Push through the jostle at the gates, into the deep shade of the trees and you find the park swarming with people: mostly old couples, entertaining their single pre-school grandchild; or in groups or singly up to all sorts.  Here a large group practising tai chi; and up a shady lane, another mature lady doing some sort of exercise with a sword.  Then there’s a tea garden: every table is filled with intent mah jong players.  Another little enclave is full of card players, mostly old men here, who fling down their long narrow Chinese style cards with a defiant thump.  There are tourists of course, mostly around the obelisk commemorating the 1911 tram workers’ strike, posing with heads on one side and two fingers in the air.  The noise is getting even louder:  we are reaching the centre of the park.   There is a large central plaza and about 50 old ladies, led by a couple of younger men in vests are line dancing to a local pop song.  Suddenly the music changes: it’s gangnam style! – and these grey haired dears, some of them maybe in their 70s, launch into the whole routine!  

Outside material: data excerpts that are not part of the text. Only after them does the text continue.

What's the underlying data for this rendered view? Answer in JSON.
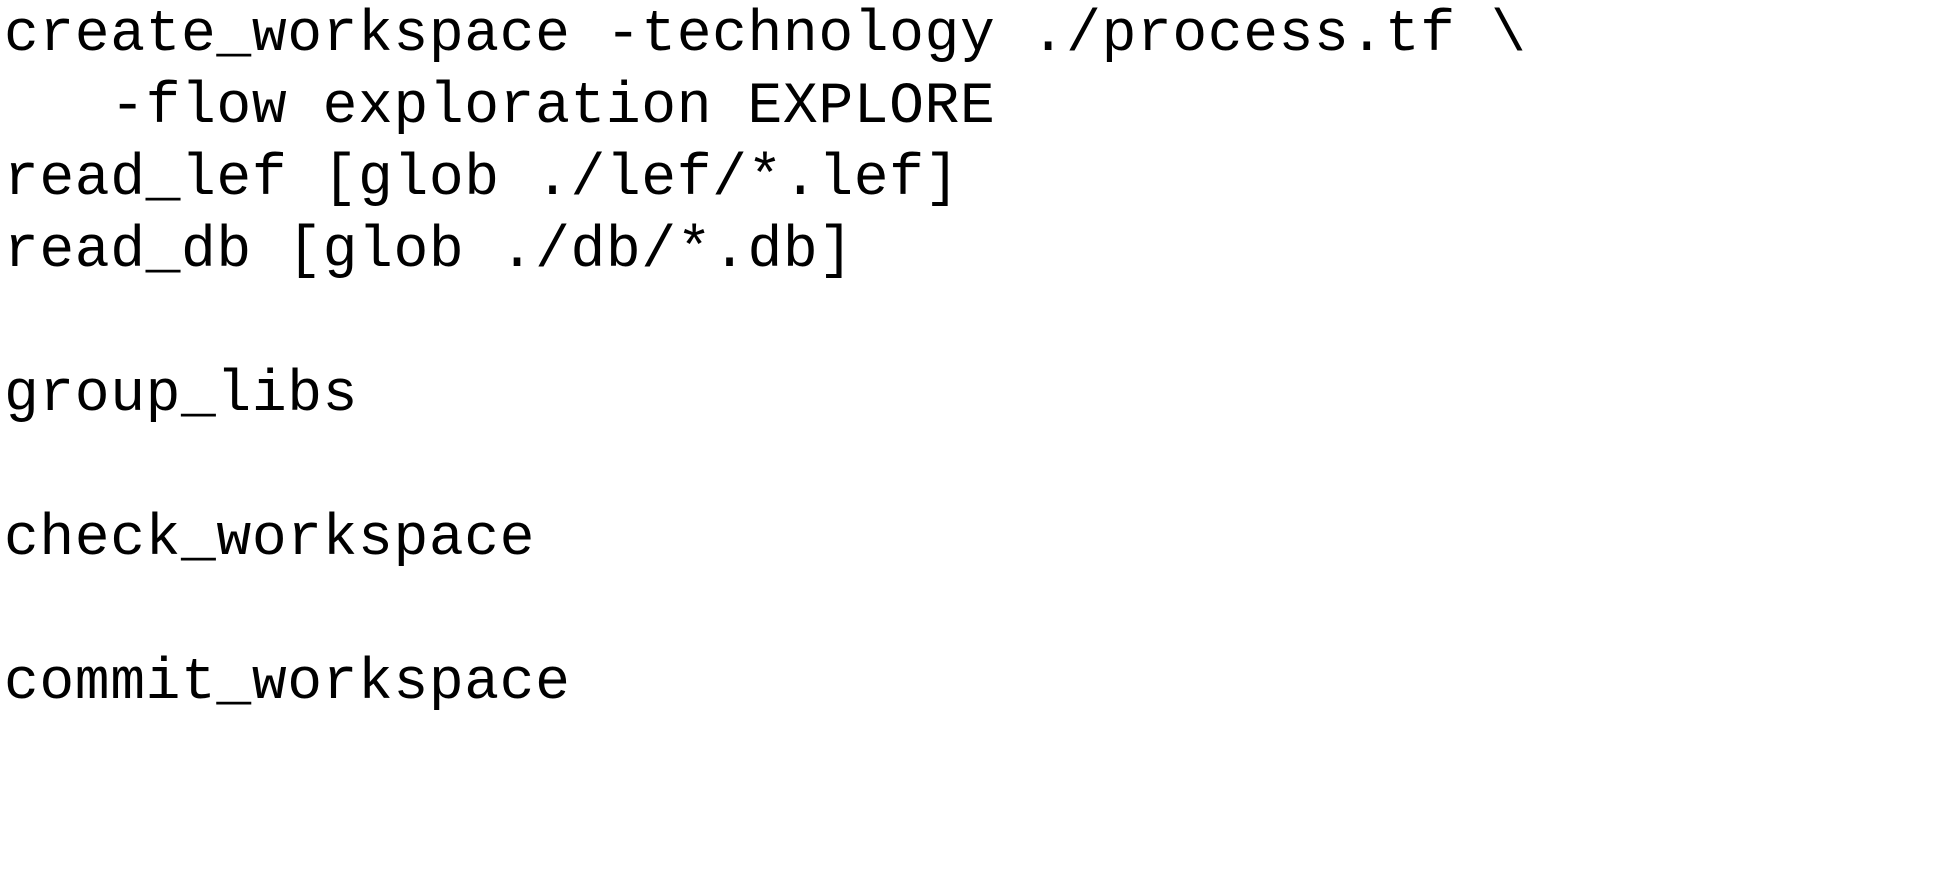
{
  "document": {
    "kind": "plain-text-code-listing",
    "language": "tcl",
    "background_color": "#ffffff",
    "text_color": "#000000",
    "lines": [
      "create_workspace -technology ./process.tf \\",
      "   -flow exploration EXPLORE",
      "read_lef [glob ./lef/*.lef]",
      "read_db [glob ./db/*.db]",
      "",
      "group_libs",
      "",
      "check_workspace",
      "",
      "commit_workspace"
    ],
    "line_names": [
      "line-create-workspace",
      "line-flow-exploration",
      "line-read-lef",
      "line-read-db",
      "line-blank-1",
      "line-group-libs",
      "line-blank-2",
      "line-check-workspace",
      "line-blank-3",
      "line-commit-workspace"
    ]
  }
}
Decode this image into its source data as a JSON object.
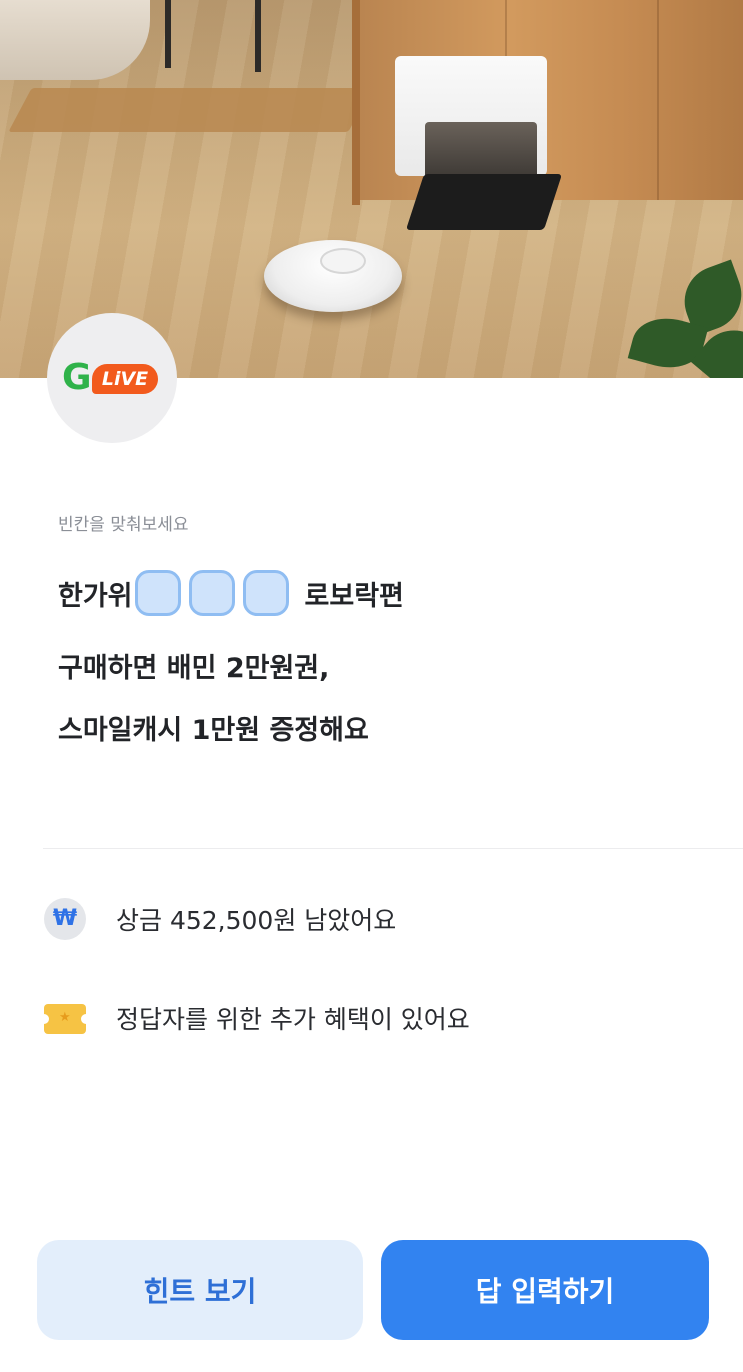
{
  "hero": {
    "image_alt": "robot vacuum with docking station on wooden floor"
  },
  "logo": {
    "letter": "G",
    "badge_text": "LiVE",
    "colors": {
      "g": "#2fb24a",
      "live_bg": "#f25a1d"
    }
  },
  "quiz": {
    "instruction": "빈칸을 맞춰보세요",
    "line1_prefix": "한가위",
    "blank_count": 3,
    "line1_suffix": "로보락편",
    "line2": "구매하면 배민 2만원권,",
    "line3": "스마일캐시 1만원 증정해요"
  },
  "info": {
    "prize_icon": "won-icon",
    "prize_text": "상금 452,500원 남았어요",
    "benefit_icon": "ticket-icon",
    "benefit_text": "정답자를 위한 추가 혜택이 있어요"
  },
  "buttons": {
    "hint_label": "힌트 보기",
    "answer_label": "답 입력하기"
  },
  "colors": {
    "accent": "#3283f0",
    "hint_bg": "#e3eefb",
    "blank_fill": "#cfe3fb",
    "blank_border": "#8fbdf2"
  }
}
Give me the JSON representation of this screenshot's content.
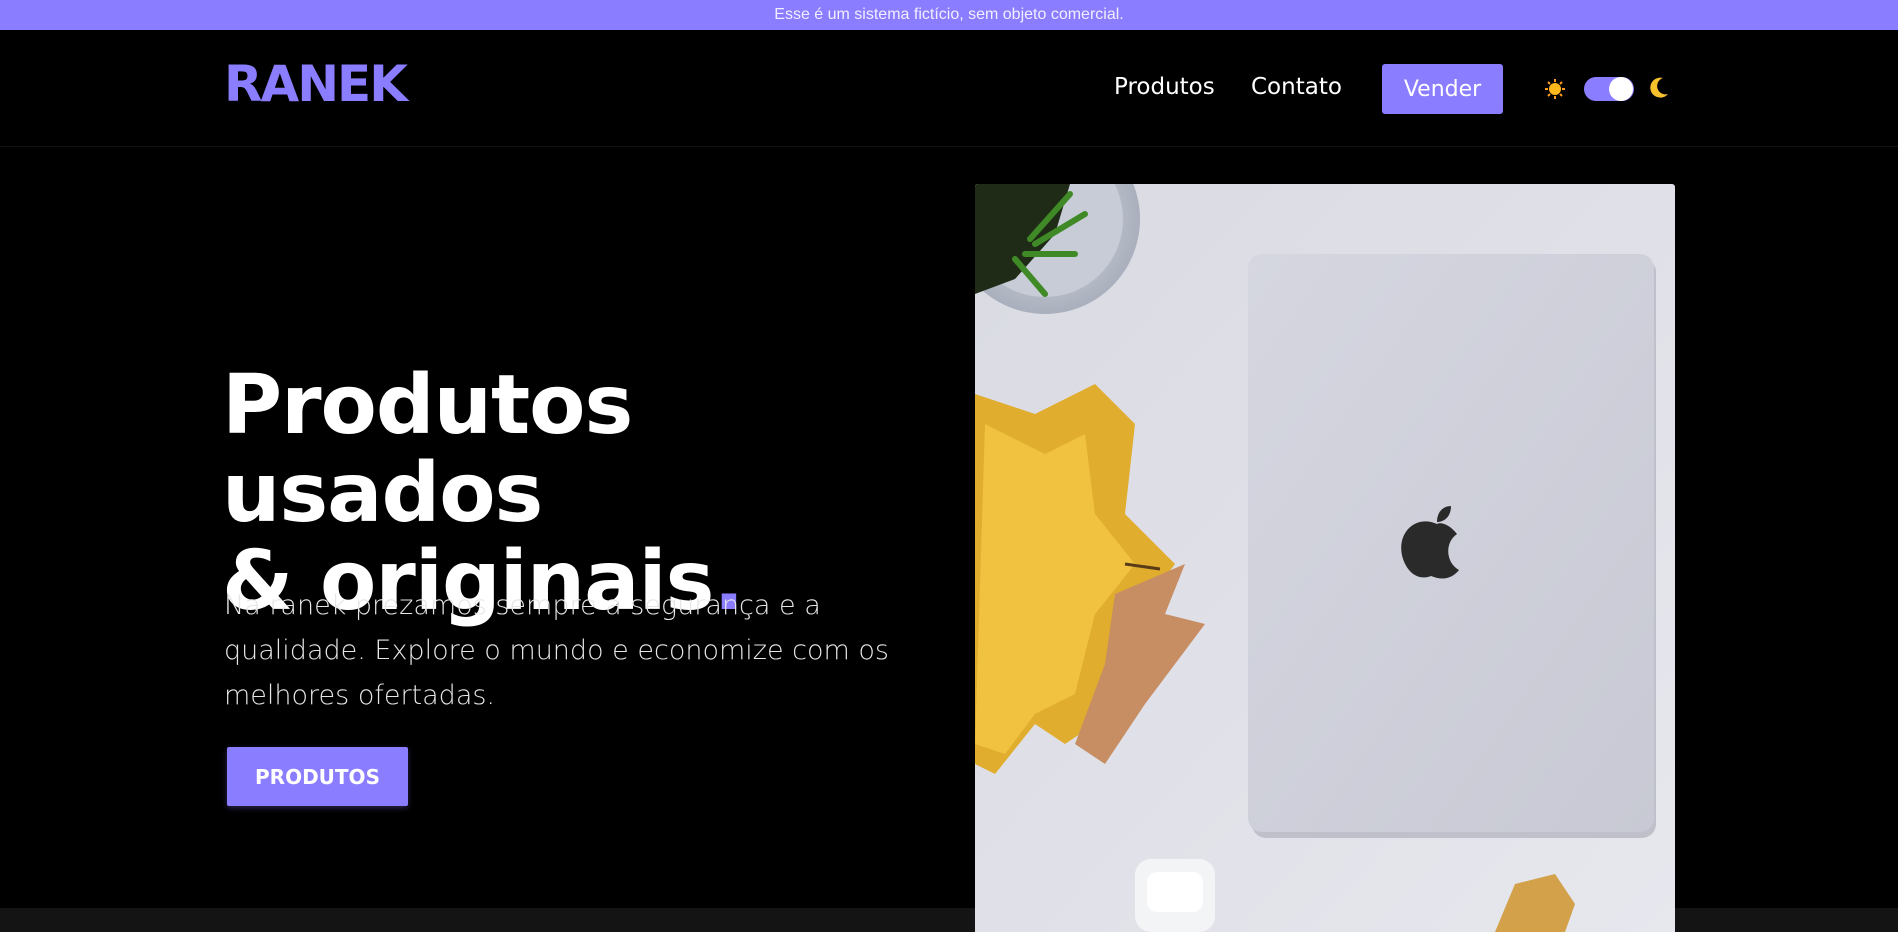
{
  "notice": {
    "text": "Esse é um sistema fictício, sem objeto comercial."
  },
  "header": {
    "logo": "RANEK",
    "nav": [
      {
        "label": "Produtos"
      },
      {
        "label": "Contato"
      }
    ],
    "sell_label": "Vender",
    "theme_toggle": {
      "state": "dark",
      "sun_icon": "sun-icon",
      "moon_icon": "moon-icon"
    }
  },
  "hero": {
    "title_line1": "Produtos usados",
    "title_line2": "& originais",
    "title_dot": ".",
    "text": "Na ranek prezamos sempre a segurança e a qualidade. Explore o mundo e economize com os melhores ofertadas.",
    "cta_label": "PRODUTOS",
    "image_alt_semantic": "laptop-on-desk-photo"
  },
  "colors": {
    "accent": "#8b7dff",
    "background": "#000000",
    "text": "#ffffff"
  }
}
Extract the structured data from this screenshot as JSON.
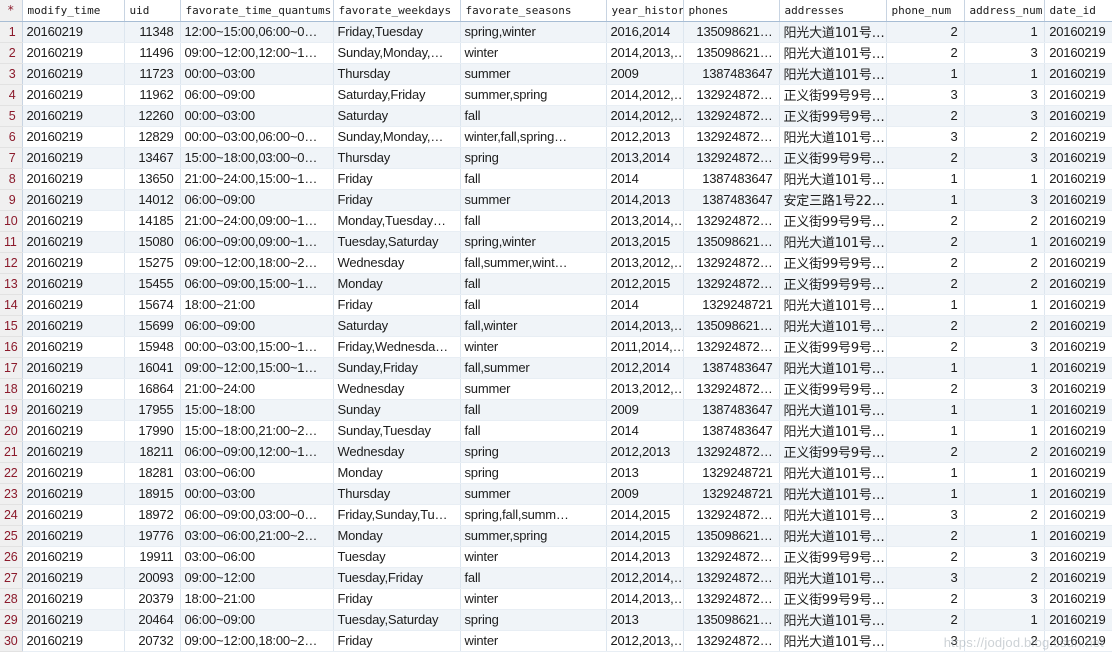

Arranged in deep shade around the plaza are improvised open air stages, and in each some amateur group has set up, to perform their latest set piece: Chengdu traditional opera; or even cultural revolution era opera complete with red guard uniforms.  In another, a wizened man is singing some old pre-war song a capella: his vibrato so wobbly it elides several semitones either side of the target note.  Next, some strictly old-time tango.  And finally, a group of very jolly looking matrons in long red dresses performing a spectacular fan-dance.  All at high volume so the sound spills over from one stage to the next and across the park.  In the farthermost dark corner of the park, I’m nonplussed to find a group of men, mostly 50s to 60s, standing silently with placards.  A political  protest?   No, says Hong: they’re bachelors advertising for a partner.   

I soon realize that most open spaces in Chinese cities are like this: full of people doing whatever they love doing, without inhibition in public – physical exercises, dancing, singing, playing games – they certainly know how to have fun for free.  ‘Old people!’ says Hong, with a shrug.  ‘All they want to do is dance!’